Expérience africaine

de Laurent Chevallier

  • Expérience africaine

  • France2009
  • Réalisation : Laurent Chevallier
  • Image : Laurent Chevallier
  • Montage : Matthieu Augustin
  • Musique : Sing-Sing de Nathaniel Adderley, Afro Blue de Mongo Santa Maria, Matchowé de Momo Wandel Soumah, Talaïbé de Fölifö, Juju Lé d'Amadou Camara
  • Production : Stéphane Millière
  • Interprétation : les collégiens de Marciac, le groupe Fölifö, les ballets G'Bassikolo, la troupe Fatou Abou percussions
  • Date de sortie : 25 mars 2009
  • Durée : 1h25

Expérience africaine

de Laurent Chevallier

La télévision sur grand écran


La télévision sur grand écran

Pour ce nouveau projet, le réalisateur Laurent Chevallier organise la rencontre d’une classe de collège spécialisée dans l’apprentissage de la musique jazz et un groupe venu de Guinée. Au message vaguement naïf sur la volonté d’abolir les frontières par la musique, s’ajoute une absence dommageable de parti-pris cinématographique. Au point de faire de cette rencontre une simple anecdote télévisuelle.
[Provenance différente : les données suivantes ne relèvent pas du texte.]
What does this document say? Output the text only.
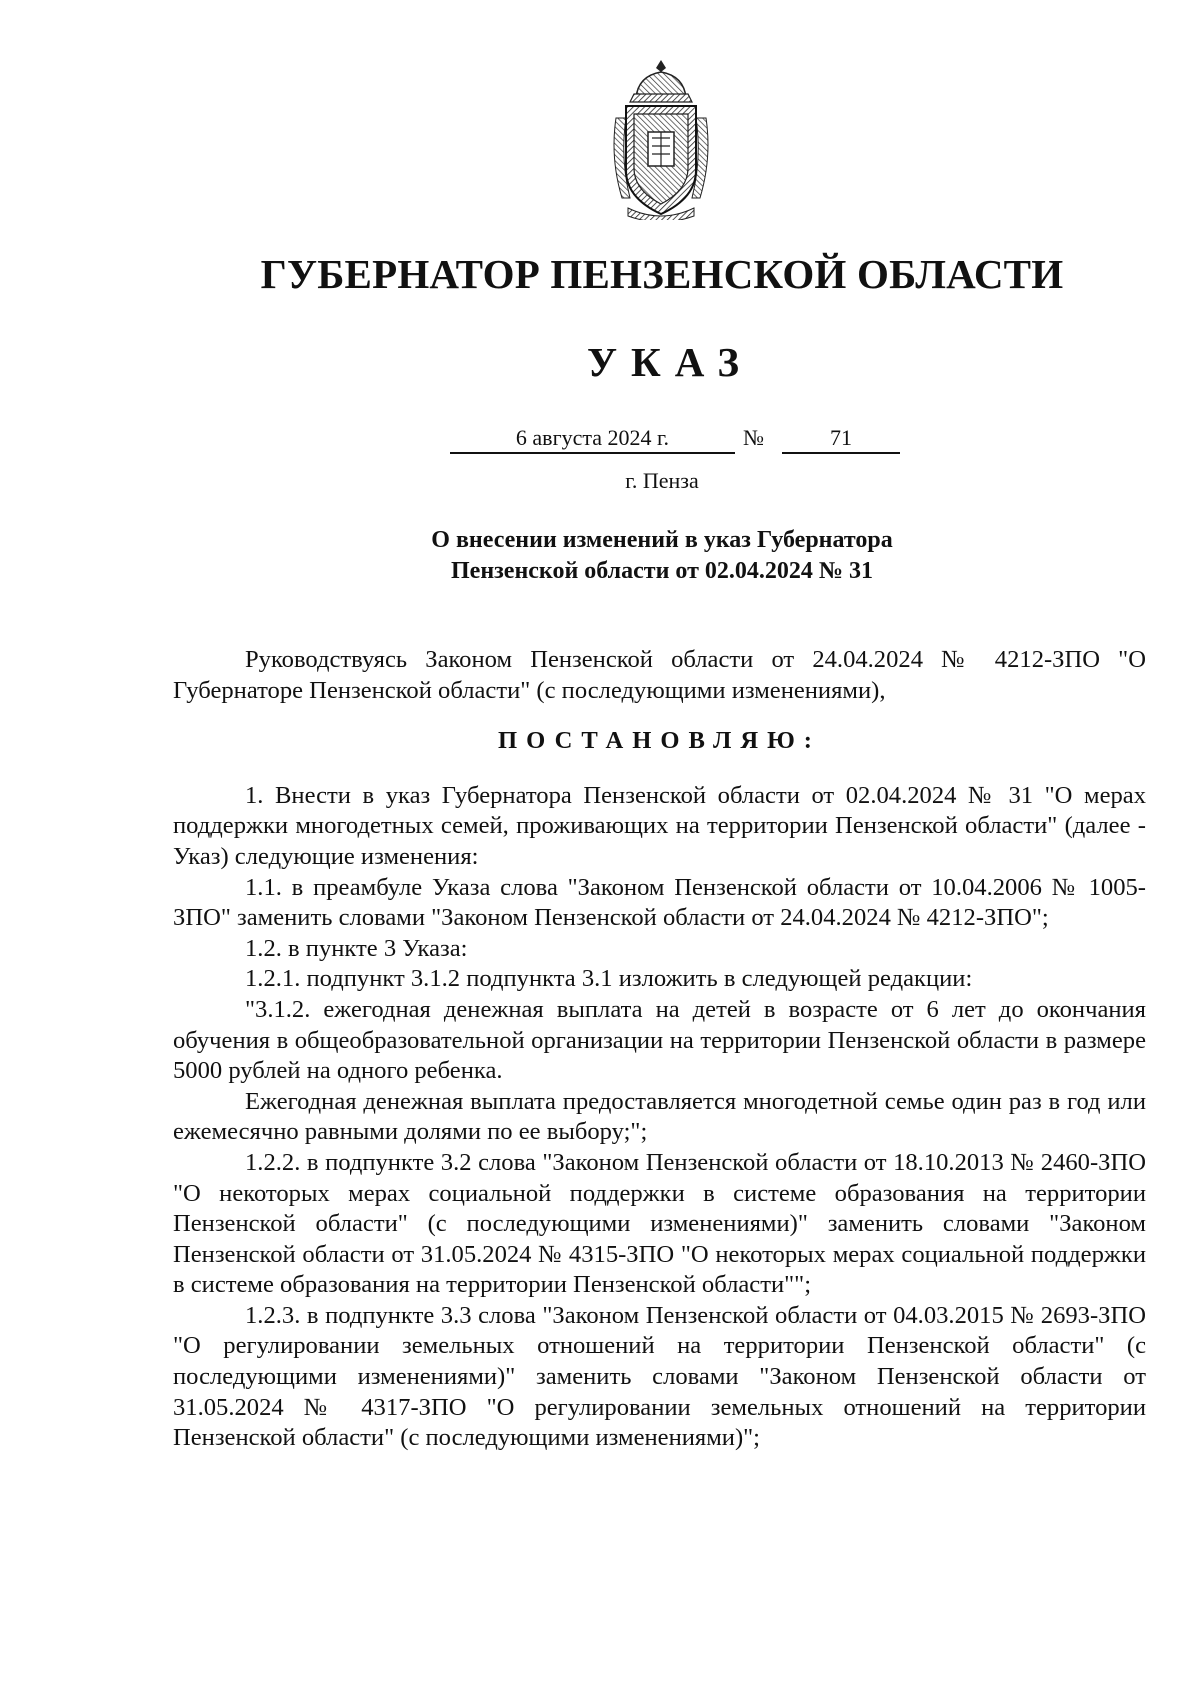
ГУБЕРНАТОР ПЕНЗЕНСКОЙ ОБЛАСТИ
УКАЗ
6 августа 2024 г.	№	71
г. Пенза
О внесении изменений в указ Губернатора
Пензенской области от 02.04.2024 № 31

Руководствуясь Законом Пензенской области от 24.04.2024 № 4212-ЗПО "О Губернаторе Пензенской области" (с последующими изменениями),

ПОСТАНОВЛЯЮ:

1. Внести в указ Губернатора Пензенской области от 02.04.2024 № 31 "О мерах поддержки многодетных семей, проживающих на территории Пензенской области" (далее - Указ) следующие изменения:

1.1. в преамбуле Указа слова "Законом Пензенской области от 10.04.2006 № 1005-ЗПО" заменить словами "Законом Пензенской области от 24.04.2024 № 4212-ЗПО";

1.2. в пункте 3 Указа:

1.2.1. подпункт 3.1.2 подпункта 3.1 изложить в следующей редакции:

"3.1.2. ежегодная денежная выплата на детей в возрасте от 6 лет до окончания обучения в общеобразовательной организации на территории Пензенской области в размере 5000 рублей на одного ребенка.

Ежегодная денежная выплата предоставляется многодетной семье один раз в год или ежемесячно равными долями по ее выбору;";

1.2.2. в подпункте 3.2 слова "Законом Пензенской области от 18.10.2013 № 2460-ЗПО "О некоторых мерах социальной поддержки в системе образования на территории Пензенской области" (с последующими изменениями)" заменить словами "Законом Пензенской области от 31.05.2024 № 4315-ЗПО "О некоторых мерах социальной поддержки в системе образования на территории Пензенской области"";

1.2.3. в подпункте 3.3 слова "Законом Пензенской области от 04.03.2015 № 2693-ЗПО "О регулировании земельных отношений на территории Пензенской области" (с последующими изменениями)" заменить словами "Законом Пензенской области от 31.05.2024 № 4317-ЗПО "О регулировании земельных отношений на территории Пензенской области" (с последующими изменениями)";
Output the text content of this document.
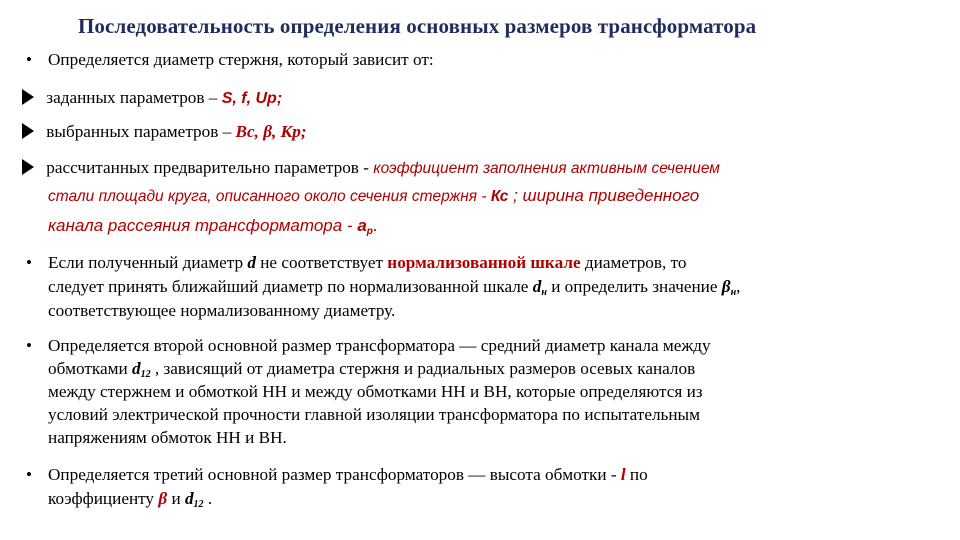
Последовательность определения основных размеров трансформатора
• Определяется диаметр стержня, который зависит от:
заданных параметров – S, f, Up;
выбранных параметров – Вс, β, Кр;
рассчитанных предварительно параметров - коэффициент заполнения активным сечением
стали площади круга, описанного около сечения стержня - Кс ; ширина приведенного
канала рассеяния трансформатора - $а_р$.
• Если полученный диаметр d не соответствует нормализованной шкале диаметров, то
следует принять ближайший диаметр по нормализованной шкале $d_н$ и определить значение $\beta_н$,
соответствующее нормализованному диаметру.
• Определяется второй основной размер трансформатора — средний диаметр канала между
обмотками $d_{12}$ , зависящий от диаметра стержня и радиальных размеров осевых каналов
между стержнем и обмоткой НН и между обмотками НН и ВН, которые определяются из
условий электрической прочности главной изоляции трансформатора по испытательным
напряжениям обмоток НН и ВН.
• Определяется третий основной размер трансформаторов — высота обмотки - l по
коэффициенту β и $d_{12}$ .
Passionné de musique jazz, le réalisateur Laurent Chevallier a consacré la plupart de ses travaux cinématographiques à la rendre plus facile d’accès auprès du grand public. Après avoir dressé le portrait de Momo le doyen|critique du film Momo le doyen, il s’intéresse cette fois au parcours d’une classe d’un collège de Marciac qui a la particularité de suivre une option musique et plus spécifiquement jazz. Forts de cette passion peu commune parmi les jeunes adolescents, les élèves vont inviter dans leur école le groupe de musique africaine Fölifö afin de créer des correspondances entre le jazz et ses origines. A cette première partie surviendra un second dépaysement : la découverte de la Guinée et de ses rythmes tribaux.
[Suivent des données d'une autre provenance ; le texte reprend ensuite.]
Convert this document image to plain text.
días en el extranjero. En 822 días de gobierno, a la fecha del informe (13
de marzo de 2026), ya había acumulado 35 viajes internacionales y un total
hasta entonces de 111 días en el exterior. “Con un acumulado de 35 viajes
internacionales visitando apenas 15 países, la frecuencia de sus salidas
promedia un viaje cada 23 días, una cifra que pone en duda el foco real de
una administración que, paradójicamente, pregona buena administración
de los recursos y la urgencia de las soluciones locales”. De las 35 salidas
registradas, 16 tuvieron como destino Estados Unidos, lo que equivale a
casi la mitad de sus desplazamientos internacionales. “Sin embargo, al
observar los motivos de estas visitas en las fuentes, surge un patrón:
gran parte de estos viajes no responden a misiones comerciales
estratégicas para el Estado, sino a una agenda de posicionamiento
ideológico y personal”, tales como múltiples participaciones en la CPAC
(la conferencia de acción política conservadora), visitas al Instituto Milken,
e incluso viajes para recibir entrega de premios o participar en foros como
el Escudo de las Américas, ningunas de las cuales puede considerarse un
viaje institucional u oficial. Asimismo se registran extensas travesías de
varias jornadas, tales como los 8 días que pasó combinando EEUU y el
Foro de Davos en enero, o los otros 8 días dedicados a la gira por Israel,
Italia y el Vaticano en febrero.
Difficile de ne pas louer la générosité d’un projet comme celui-ci lorsque l’objectif affiché est de faire tomber les murs de l’ignorance et faire reculer l’intolérance. Difficile aussi de ne pas être séduit par l’étonnante vitalité qui émane de ces jeunes musiciens en herbe désireux de s’ouvrir de nouveaux horizons afin de nourrir toujours plus leur créativité. Mais voilà, les bonnes intentions ne font pas un bon film, surtout lorsque le réalisateur fait preuve d’une absence totale de parti-pris cinématographique et se contente d’une mise en image plate et redondante.
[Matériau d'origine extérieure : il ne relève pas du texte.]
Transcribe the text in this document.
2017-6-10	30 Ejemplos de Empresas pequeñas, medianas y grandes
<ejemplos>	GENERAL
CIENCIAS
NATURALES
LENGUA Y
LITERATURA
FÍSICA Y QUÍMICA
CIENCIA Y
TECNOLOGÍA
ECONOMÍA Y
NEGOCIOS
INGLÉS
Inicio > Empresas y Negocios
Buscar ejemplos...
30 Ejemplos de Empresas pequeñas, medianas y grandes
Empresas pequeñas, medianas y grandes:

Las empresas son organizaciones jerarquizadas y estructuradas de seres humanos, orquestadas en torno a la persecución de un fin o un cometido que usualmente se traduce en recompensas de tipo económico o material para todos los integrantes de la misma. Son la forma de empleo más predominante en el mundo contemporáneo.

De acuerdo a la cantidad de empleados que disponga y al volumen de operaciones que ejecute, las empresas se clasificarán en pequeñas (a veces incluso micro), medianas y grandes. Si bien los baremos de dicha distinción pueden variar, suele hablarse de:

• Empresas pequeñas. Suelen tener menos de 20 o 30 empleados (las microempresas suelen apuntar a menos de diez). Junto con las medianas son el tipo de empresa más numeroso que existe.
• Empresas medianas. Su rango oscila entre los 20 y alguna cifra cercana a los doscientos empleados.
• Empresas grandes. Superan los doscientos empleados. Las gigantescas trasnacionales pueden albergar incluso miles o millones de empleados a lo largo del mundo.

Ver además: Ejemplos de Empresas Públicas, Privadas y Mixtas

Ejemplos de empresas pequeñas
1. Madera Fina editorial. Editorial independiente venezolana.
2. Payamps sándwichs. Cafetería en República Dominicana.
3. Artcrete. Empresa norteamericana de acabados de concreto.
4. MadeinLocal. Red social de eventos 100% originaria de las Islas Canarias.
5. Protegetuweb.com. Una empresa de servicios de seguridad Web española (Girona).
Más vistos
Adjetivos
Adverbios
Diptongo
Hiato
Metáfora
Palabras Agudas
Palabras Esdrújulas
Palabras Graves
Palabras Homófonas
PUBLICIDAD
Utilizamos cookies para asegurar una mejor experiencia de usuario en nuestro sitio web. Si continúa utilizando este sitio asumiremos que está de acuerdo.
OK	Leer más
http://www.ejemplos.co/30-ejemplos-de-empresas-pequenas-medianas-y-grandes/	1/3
Expérience africaine a donc l’application louable d’un exposé soigneusement divisé en deux parties (une première partie en France, une seconde en Afrique) mais qui ne ferait preuve d’aucun génie particulier. Le réalisateur s’en tient à capter cette rencontre artistique et culturelle sans rien anticiper sur le montage, sans prendre la peine de construire des personnages auxquels on peine à s’identifier par faute d’enjeux. En l’état, le film fait plus office de reportage pour la télévision que de véritable documentaire de cinéma distribué à juste titre dans les salles obscures.